Ziemlich beste Freunde: Todd Chavez und BoJack

Die innere Leere

Die Hauptfigur (Originalstimme: Will Arnett) der Serie mutet dagegen erst einmal an wie ein wandelndes (und wieherndes) Klischee, kennen wir die bittere Story rund um das Haifischbecken Hollywood samt dessen vernichtender Langzeitgefahren von Alkoholismus bis chronischer Lethargie doch nicht erst seit Californication. Selten allerdings wirkt der ernüchternde Blick hinter die Kulissen so aufrichtig, ungeschönt und mitfühlend wie beispielsweise in jenen bittersüßen Momenten, als BoJack und seine ehemalige Co-Darstellerin aus Horsin' Around - der Serie in der Serie - nach langer Zeit ein bisschen Zweisamkeit genießen, weil nur sie den Schmerz des jeweils anderen verstehen. Dass uns der mitunter ziemlich selbstmitleidige ewige Junggeselle ans Herz wächst, hängt aber vor allem mit seiner tragischen Familiengeschichte zusammen, die die Autoren behutsam vor unseren Augen ausrollen und die rein gar nichts zu tun hat mit der relativ heilen Welt einer herkömmlichen Sitcom.

So lernen wir nicht etwa nur BoJacks Mutter Beatrice und Vater Butterscotch, sondern auch deren Eltern kennen.
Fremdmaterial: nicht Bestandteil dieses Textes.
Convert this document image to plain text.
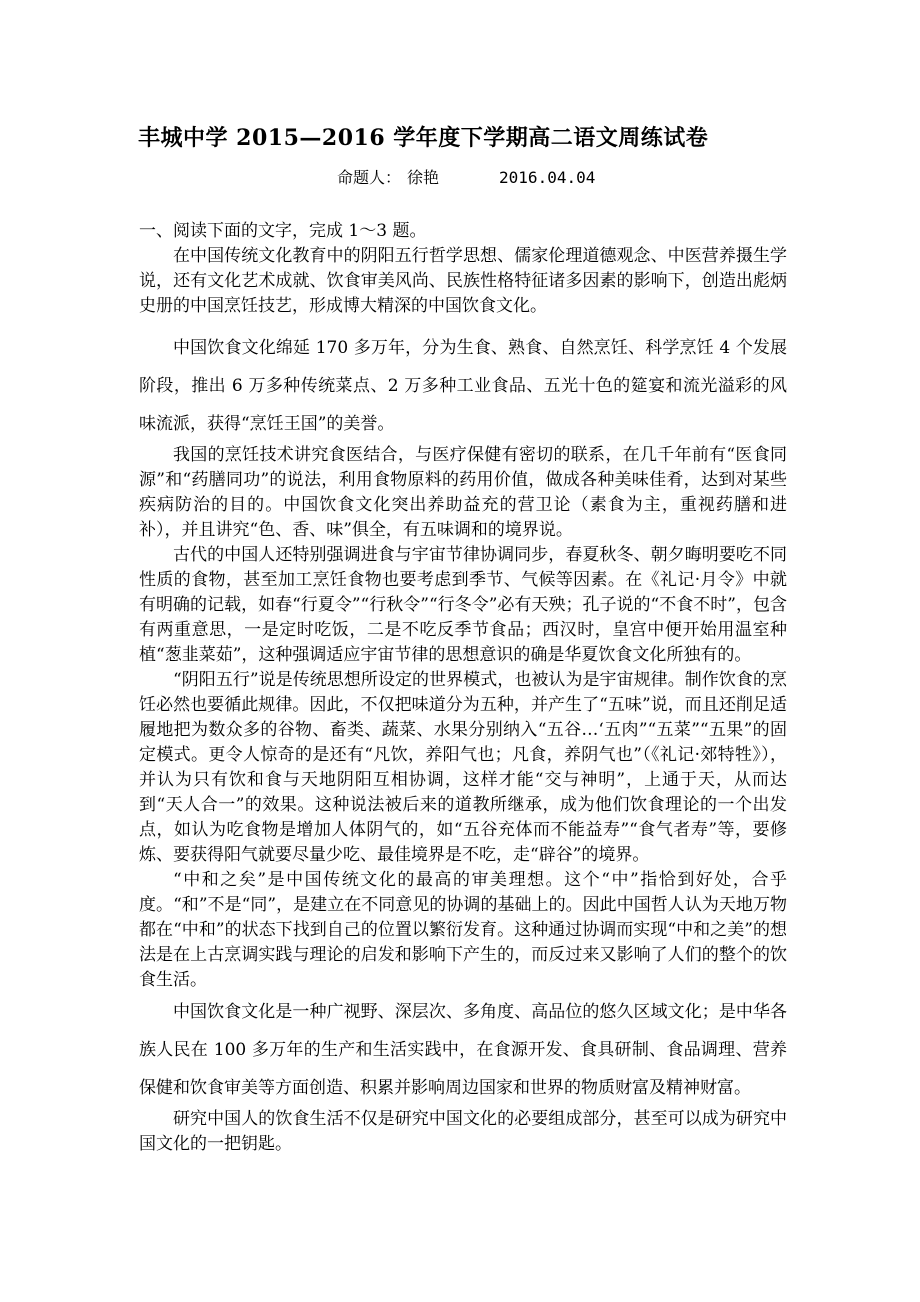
丰城中学 2015—2016 学年度下学期高二语文周练试卷
命题人： 徐艳	2016.04.04

一、阅读下面的文字，完成 1～3 题。

在中国传统文化教育中的阴阳五行哲学思想、儒家伦理道德观念、中医营养摄生学说，还有文化艺术成就、饮食审美风尚、民族性格特征诸多因素的影响下，创造出彪炳史册的中国烹饪技艺，形成博大精深的中国饮食文化。

中国饮食文化绵延 170 多万年，分为生食、熟食、自然烹饪、科学烹饪 4 个发展阶段，推出 6 万多种传统菜点、2 万多种工业食品、五光十色的筵宴和流光溢彩的风味流派，获得“烹饪王国”的美誉。

我国的烹饪技术讲究食医结合，与医疗保健有密切的联系，在几千年前有“医食同源”和“药膳同功”的说法，利用食物原料的药用价值，做成各种美味佳肴，达到对某些疾病防治的目的。中国饮食文化突出养助益充的营卫论（素食为主，重视药膳和进补），并且讲究“色、香、味”俱全，有五味调和的境界说。

古代的中国人还特别强调进食与宇宙节律协调同步，春夏秋冬、朝夕晦明要吃不同性质的食物，甚至加工烹饪食物也要考虑到季节、气候等因素。在《礼记·月令》中就有明确的记载，如春“行夏令”“行秋令”“行冬令”必有天殃；孔子说的“不食不时”，包含有两重意思，一是定时吃饭，二是不吃反季节食品；西汉时，皇宫中便开始用温室种植“葱韭菜茹”，这种强调适应宇宙节律的思想意识的确是华夏饮食文化所独有的。

“阴阳五行”说是传统思想所设定的世界模式，也被认为是宇宙规律。制作饮食的烹饪必然也要循此规律。因此，不仅把味道分为五种，并产生了“五味”说，而且还削足适履地把为数众多的谷物、畜类、蔬菜、水果分别纳入“五谷…‘五肉”“五菜”“五果”的固定模式。更令人惊奇的是还有“凡饮，养阳气也；凡食，养阴气也”（《礼记·郊特牲》），并认为只有饮和食与天地阴阳互相协调，这样才能“交与神明”，上通于天，从而达到“天人合一”的效果。这种说法被后来的道教所继承，成为他们饮食理论的一个出发点，如认为吃食物是增加人体阴气的，如“五谷充体而不能益寿”“食气者寿”等，要修炼、要获得阳气就要尽量少吃、最佳境界是不吃，走“辟谷”的境界。

“中和之矣”是中国传统文化的最高的审美理想。这个“中”指恰到好处，合乎度。“和”不是“同”，是建立在不同意见的协调的基础上的。因此中国哲人认为天地万物都在“中和”的状态下找到自己的位置以繁衍发育。这种通过协调而实现“中和之美”的想法是在上古烹调实践与理论的启发和影响下产生的，而反过来又影响了人们的整个的饮食生活。

中国饮食文化是一种广视野、深层次、多角度、高品位的悠久区域文化；是中华各族人民在 100 多万年的生产和生活实践中，在食源开发、食具研制、食品调理、营养保健和饮食审美等方面创造、积累并影响周边国家和世界的物质财富及精神财富。

研究中国人的饮食生活不仅是研究中国文化的必要组成部分，甚至可以成为研究中国文化的一把钥匙。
Spätestens im Verlauf der 4. Staffel wird sodann deutlich: Je weiter wir auf dem Zeitstrahl zurückgehen, desto mehr müssen wir den Figuren nachsehen, denn vielleicht hatten sie nie eine Chance, anders zu werden, als sie heute sind. Bereits in Staffel 2 fasst Beatrice das ganze schicksalsschwere Elend zusammen:

Geh' endlich um mit dieser inneren Hässlichkeit. Du wurdest schon kaputt geboren. Das ist Vererbung. Und jetzt füllst du dein Leben mit tollen Projekten, mit deinen Büchern und deinen Filmen und deinen kleinen Freundinnen, aber... das wird nicht viel nützen.

Doch BoJack Horseman ist noch sehr viel mehr als ein wirkungsvolles Depressivum. Die Serie ist voll von film- und popkulturellen Anspielungen - wohlgemerkt während sie geschickt den ihr eigenen Mensch-Tier-Kosmos verhandelt. Mein liebster Kurzauftritt ist der der hyperaktiven Spinne Quentin Tarantulino, bei der ihr euch sicher schon denken könnt, welchem berühmten Regisseur sie nachempfunden ist. Oft genug aber steckt selbst hinter dem Klamauk einiges an Tiefsinn. Was ich von BoJacks liebstem Feind Mr. Peanutbutter (gesprochen von Paul F. Tompkins) halten soll, weiß ich daher absolut nicht. Er versprüht überall gute Laune und fragt andere euphorisch nach ihrem Befinden, hat aber ein paar Sekunden später sicher schon wieder deren Antwort vergessen. Von allen Charakteren trägt er am ehesten den oberflächlichen Geist der Unterhaltungsindustrie in sich (dazu passend moderiert er eine Gameshow), wogegen BoJack als Leidtragender ebenjener auf der anderen Seite steht.

Zwiespältig: Mr. Peanutbutter

Überhaupt gibt es wahrscheinlich kaum ein bedeutsames Thema, das in BoJack Horseman noch nicht zur Sprache kam: Waffenbesitz, Abtreibungen, Kunstfreiheit, Schönheitsideale oder die Last des Älterwerdens - alles findet wie selbstverständlich seinen Platz. Manchmal darf unsere liebgewonnene Hauptfigur sogar ein wenig Hoffnung schöpfen. Abzuwarten bleibt nicht zuletzt, ob BoJacks Halbschwester Hollyhock, die erst in Staffel 4 auftauchte, ihm langfristig Trost spenden kann oder ob er es sich früher oder später auch mit ihr dauerhaft verscherzt. Möglicherweise tritt Letzteres ein, aber selbst dann muss es irgendwie weitergehen. Nein, das Leben ist wahrlich keine Sitcom - Gott sei Dank.